HyperHamlet is a database of references to Shakespeare's most famous play. Structured as a hypertext of Hamlet, it gives access to thousands of extracts from later texts that quote particular lines. Extracts which mention certain characters or scenes can be searched for these names and motifs.
HyperHamlet could be described as a dictionary-in-progress which does not tell us where phrases come from (as other dictionaries do), but rather where Shakespeare's phrases have gone.
But HyperHamlet is also an edition of Shakespeare's play. It is unusual because it
... does not try to reconstruct the best possible, "original" text
... does not try to explain what the text may have meant to the author or to its first audiences
... does not try to remove accretions that may have settled on the play over the centuries
Instead, HyperHamlet documents
… how narratives, scenes, figures, phrases and ideas from the play have entered the discourse of periods, genres and individuals
… how quotations and allusions have enhanced the play's status as a classic1
… how later references have fed back into the understanding of the play
In other words, HyperHamlet offers material to reconstruct the cultural history of the play, of which "the dream of the master text",2 in Stephen Greenblatt's apt phrase, has become part.
References to Hamlet in literature, in the visual arts, in political discourse, and, more recently, in advertising and merchandising can tell us a great deal about the status and the understanding of the play. The database can help to address questions like: How could "to be or not to be" become a favourite phrase of the Nazi elite? What notions shape Lawrence Sterne's use of Yorick in Tristram Shandy, and how has Sterne, in turn, affected our understanding of the play? Are phrases like "something rotten in Denmark" recognized as Hamlet quotations or have they simply become part of the language? Were they indeed idioms before Shakespeare used them, and just became more "successful" by being used in such a successful text?
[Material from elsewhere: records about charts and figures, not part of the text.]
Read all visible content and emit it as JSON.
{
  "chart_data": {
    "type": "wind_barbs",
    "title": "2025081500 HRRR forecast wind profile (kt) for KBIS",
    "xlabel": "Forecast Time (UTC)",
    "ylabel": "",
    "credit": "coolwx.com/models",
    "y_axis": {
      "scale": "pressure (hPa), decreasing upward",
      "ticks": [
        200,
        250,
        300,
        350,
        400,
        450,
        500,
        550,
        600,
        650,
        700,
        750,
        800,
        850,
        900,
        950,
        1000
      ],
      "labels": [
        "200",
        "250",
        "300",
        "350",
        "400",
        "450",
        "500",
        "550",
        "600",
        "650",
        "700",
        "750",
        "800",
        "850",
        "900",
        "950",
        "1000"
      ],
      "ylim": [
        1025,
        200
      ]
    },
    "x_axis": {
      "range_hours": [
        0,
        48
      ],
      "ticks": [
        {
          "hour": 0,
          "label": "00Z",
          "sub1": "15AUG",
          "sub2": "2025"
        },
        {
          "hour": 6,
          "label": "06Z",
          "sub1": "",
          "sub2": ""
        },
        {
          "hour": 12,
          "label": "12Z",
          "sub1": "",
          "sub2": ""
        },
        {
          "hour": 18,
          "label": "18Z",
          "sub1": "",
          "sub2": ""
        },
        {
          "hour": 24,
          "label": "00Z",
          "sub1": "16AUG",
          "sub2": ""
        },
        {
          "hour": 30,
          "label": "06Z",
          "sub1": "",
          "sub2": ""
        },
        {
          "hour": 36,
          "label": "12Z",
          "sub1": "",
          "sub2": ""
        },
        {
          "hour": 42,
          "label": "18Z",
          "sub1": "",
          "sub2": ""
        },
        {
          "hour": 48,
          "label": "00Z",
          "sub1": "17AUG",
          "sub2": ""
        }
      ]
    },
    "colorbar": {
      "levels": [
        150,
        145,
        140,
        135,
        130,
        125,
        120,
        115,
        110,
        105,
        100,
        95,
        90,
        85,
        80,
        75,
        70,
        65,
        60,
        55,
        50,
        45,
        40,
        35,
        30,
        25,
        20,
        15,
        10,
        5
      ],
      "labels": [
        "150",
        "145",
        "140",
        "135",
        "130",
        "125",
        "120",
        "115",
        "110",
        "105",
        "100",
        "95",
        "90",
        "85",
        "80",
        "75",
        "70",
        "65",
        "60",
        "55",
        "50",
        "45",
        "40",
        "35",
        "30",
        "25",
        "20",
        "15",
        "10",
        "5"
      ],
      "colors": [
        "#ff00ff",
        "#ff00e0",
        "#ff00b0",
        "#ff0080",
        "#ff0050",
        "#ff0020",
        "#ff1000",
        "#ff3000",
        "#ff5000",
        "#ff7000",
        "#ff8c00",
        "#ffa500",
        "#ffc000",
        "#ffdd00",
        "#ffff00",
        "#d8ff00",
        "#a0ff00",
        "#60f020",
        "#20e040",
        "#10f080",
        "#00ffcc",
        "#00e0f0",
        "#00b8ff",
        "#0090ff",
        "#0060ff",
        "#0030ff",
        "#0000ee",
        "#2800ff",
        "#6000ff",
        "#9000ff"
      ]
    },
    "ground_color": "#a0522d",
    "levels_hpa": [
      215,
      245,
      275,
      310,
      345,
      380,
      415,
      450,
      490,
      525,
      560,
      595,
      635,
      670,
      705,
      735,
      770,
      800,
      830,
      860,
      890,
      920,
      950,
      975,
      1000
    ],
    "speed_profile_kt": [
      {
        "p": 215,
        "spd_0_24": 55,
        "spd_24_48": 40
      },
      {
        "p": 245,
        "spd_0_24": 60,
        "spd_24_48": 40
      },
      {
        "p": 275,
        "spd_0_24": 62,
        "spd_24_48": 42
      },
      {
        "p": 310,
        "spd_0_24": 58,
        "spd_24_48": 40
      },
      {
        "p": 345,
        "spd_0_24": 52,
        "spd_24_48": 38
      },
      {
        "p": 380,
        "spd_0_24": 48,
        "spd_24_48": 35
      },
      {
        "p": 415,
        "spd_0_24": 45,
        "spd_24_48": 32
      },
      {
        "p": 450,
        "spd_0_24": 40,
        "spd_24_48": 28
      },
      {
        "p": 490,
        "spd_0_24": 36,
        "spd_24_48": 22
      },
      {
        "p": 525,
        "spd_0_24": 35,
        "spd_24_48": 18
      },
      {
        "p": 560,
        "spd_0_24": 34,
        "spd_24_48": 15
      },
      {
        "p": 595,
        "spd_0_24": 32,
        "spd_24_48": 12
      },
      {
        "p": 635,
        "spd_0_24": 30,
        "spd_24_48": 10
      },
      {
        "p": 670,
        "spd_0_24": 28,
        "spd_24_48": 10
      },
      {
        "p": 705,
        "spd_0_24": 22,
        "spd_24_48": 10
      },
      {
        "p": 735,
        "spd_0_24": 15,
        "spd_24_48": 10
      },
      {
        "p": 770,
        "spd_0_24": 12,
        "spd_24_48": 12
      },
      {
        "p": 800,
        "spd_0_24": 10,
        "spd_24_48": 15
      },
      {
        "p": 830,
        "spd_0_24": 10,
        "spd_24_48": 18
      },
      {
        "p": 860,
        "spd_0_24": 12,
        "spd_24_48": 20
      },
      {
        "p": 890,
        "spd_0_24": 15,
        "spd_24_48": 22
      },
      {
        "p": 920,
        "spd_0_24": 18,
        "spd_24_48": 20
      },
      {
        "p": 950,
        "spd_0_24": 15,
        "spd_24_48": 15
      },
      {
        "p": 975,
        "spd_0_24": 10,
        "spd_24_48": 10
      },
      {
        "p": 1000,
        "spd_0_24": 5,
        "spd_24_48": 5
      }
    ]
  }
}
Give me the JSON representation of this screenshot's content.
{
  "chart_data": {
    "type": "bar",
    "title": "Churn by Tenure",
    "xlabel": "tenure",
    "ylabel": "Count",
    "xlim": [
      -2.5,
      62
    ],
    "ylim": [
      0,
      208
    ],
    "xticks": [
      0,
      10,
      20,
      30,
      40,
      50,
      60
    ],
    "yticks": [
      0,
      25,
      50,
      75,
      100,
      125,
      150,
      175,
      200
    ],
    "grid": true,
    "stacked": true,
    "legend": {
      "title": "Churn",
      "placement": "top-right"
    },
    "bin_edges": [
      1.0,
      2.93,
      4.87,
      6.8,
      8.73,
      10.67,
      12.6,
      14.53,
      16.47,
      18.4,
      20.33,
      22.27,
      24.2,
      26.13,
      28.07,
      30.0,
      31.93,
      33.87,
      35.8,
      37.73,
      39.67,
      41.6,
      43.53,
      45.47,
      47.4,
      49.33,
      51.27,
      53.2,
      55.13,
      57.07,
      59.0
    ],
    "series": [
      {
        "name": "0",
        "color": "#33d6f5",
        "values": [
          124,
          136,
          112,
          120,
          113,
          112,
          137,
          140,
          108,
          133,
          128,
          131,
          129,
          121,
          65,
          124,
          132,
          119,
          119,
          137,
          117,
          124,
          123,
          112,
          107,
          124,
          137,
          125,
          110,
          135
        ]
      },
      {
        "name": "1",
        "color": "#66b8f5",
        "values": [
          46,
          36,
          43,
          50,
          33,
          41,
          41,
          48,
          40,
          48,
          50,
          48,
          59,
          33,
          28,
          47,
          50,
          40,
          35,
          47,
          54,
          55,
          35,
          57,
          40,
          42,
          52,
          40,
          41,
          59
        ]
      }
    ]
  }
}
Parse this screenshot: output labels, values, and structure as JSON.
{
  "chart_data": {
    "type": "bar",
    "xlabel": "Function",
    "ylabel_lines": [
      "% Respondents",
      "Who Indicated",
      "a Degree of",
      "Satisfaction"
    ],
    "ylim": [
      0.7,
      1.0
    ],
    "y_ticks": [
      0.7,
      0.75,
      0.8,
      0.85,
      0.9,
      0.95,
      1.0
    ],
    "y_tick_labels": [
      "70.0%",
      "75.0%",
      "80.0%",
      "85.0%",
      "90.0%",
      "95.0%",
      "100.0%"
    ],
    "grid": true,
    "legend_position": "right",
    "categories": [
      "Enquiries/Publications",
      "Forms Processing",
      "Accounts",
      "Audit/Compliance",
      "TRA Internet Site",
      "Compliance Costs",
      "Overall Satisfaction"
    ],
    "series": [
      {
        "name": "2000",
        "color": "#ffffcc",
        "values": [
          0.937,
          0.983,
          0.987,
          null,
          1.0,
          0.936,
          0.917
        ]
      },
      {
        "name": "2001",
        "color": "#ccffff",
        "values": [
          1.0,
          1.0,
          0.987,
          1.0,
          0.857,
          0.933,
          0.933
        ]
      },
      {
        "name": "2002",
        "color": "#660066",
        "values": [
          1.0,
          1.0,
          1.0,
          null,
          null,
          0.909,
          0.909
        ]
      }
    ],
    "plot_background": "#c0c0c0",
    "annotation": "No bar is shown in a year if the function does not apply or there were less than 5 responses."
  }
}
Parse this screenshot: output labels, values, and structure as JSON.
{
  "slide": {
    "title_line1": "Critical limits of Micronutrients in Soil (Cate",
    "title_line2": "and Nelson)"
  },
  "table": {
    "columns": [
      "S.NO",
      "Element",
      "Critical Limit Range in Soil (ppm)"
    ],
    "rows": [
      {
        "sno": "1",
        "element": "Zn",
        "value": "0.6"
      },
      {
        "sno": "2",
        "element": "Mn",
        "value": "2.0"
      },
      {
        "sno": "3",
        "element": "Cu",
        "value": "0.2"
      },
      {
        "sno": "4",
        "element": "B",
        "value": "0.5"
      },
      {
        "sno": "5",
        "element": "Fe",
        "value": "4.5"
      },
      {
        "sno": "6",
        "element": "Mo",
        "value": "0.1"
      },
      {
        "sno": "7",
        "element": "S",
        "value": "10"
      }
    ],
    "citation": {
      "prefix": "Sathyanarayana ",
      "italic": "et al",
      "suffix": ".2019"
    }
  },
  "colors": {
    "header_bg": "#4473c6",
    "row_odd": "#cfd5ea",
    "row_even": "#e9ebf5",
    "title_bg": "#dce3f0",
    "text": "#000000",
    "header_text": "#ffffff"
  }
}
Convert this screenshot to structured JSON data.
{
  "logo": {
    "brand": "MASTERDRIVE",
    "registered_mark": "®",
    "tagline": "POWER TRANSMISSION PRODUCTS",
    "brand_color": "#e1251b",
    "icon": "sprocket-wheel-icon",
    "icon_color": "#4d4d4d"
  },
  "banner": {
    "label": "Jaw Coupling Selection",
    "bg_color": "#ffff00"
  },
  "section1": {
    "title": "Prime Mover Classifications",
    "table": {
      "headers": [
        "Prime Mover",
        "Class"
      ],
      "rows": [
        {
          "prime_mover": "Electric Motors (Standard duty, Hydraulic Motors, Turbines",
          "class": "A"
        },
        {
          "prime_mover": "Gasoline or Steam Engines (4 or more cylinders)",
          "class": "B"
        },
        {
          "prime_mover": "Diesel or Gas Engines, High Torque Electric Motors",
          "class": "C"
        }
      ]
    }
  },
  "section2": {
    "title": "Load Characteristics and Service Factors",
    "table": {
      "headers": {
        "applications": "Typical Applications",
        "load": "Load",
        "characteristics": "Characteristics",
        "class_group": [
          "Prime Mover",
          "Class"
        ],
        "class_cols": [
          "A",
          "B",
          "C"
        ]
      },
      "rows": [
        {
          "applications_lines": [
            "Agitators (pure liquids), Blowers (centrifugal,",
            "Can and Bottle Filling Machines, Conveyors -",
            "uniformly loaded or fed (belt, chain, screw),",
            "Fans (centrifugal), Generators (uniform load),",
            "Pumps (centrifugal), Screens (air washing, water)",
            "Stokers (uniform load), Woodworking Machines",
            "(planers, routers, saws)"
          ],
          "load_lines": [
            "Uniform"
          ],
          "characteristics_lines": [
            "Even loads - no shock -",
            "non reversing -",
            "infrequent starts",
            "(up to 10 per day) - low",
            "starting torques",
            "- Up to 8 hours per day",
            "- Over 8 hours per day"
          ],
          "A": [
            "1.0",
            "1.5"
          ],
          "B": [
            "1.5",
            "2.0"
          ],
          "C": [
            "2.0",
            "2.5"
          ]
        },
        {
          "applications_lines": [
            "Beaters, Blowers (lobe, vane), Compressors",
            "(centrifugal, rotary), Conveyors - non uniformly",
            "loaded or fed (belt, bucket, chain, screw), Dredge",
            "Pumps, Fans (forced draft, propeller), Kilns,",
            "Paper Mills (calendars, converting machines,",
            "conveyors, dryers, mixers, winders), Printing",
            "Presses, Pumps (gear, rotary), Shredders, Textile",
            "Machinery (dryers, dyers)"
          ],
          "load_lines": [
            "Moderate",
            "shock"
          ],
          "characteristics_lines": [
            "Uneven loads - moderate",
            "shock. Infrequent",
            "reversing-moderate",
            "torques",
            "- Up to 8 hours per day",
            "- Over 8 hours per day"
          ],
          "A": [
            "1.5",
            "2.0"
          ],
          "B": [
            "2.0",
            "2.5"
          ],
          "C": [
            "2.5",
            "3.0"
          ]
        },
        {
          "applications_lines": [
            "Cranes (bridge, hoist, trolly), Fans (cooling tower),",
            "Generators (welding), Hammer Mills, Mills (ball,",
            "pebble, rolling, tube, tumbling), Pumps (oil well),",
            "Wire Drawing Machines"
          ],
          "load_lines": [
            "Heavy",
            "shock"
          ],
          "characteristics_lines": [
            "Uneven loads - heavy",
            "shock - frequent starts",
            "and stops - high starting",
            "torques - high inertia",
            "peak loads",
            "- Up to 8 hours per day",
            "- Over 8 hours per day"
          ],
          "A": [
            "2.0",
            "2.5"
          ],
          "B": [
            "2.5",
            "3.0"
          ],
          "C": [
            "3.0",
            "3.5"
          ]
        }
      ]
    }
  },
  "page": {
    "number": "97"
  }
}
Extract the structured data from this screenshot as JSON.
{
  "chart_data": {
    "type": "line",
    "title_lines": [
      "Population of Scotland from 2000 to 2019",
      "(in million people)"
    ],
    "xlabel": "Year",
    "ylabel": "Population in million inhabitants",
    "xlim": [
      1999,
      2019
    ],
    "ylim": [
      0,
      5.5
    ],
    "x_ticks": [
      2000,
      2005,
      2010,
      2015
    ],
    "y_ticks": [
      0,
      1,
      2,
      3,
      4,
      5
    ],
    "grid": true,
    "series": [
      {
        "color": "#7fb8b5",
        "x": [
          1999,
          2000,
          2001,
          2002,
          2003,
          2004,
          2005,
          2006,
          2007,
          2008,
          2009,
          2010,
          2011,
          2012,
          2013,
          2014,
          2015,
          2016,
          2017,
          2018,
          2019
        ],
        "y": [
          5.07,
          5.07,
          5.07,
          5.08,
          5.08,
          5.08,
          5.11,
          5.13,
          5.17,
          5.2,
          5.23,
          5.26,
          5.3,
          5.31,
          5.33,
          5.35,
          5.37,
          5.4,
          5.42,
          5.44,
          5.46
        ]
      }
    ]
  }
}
Intertextual research in literary and cultural studies still tends to be interested in origins and influences. Many later uses which HyperHamlet records go beyond this author-centred focus of source studies, but the findings of source studies represent a substantial part of the databank. HyperHamlet documents thousands of references that have been pointed out in annotated editions or publications in the fields of Shakespeare studies or literary and cultural studies in general.
These quotations are now contextualized with re-used Hamlet phrases that are commented on in linguistic studies and have been spotted by private reading of contributors worldwide or by searches in electronic full text databases. Such verbal echoes have often gone unreported because they are unmarked and may even be used without any awareness of their origin. They illustrate process the synchronous universe of texts described in intertextuality theory.
HyperHamlet is the first project to approach these issues with a data-driven approach.3 Questions like the above can contribute the shift of attention "from the triad constituted by author/work/tradition to another constituted by text/discourse/culture"4 and thus move practical intertextuality studies forward. The model can be re-applied with any other much-quoted text as its basis to document, for example, the afterlife of the Bible, of further Shakespeare plays or of other influential literary works.
Please use the following information when you cite the corpus in academic publications or conference papers:
HyperHamlet. Corpus of references to and quotations from Shakespeare’s Hamlet. Available online at www.hyperhamlet.unibas.ch.
In the first reference to the corpus in your paper, please use the full name. After that reference, feel free to use something shorter, like HyperHamlet (for example: "...and as seen in HyperHamlet, there are...").
1 Cf. Balz Engler. Poetry and Community. Tübingen: Stauffenburg, 1990. ch. 3, 42-57. This is a revised version of "The Classic as a Public Symbol," REAL: Yearbook of Research in English and American Literature 6. 1988/89. 217-36.
2 The Norton Shakespeare, based on the Oxford Edition. Ed. Stephen Greenblatt et Norton Shakespeare, based on the Oxford Edition. Ed. Stephen Greenblatt et al. New York and London: W.W. Norton, 1997. 65.
3 Cf. Regula Hohl Trillini and Sixta Quassdorf. "A 'Key to all Quotations'? A corpus-based parameter model of intertextuality." Literary and Linguistic Computing 2010; doi: 10.1093/llc/fqq003.
4 George P. Landow. Hypertext: The Conversion of Contemporary Critical Theory and Technology. Baltimore and London: Johns Hopkins UP, 1992. 10.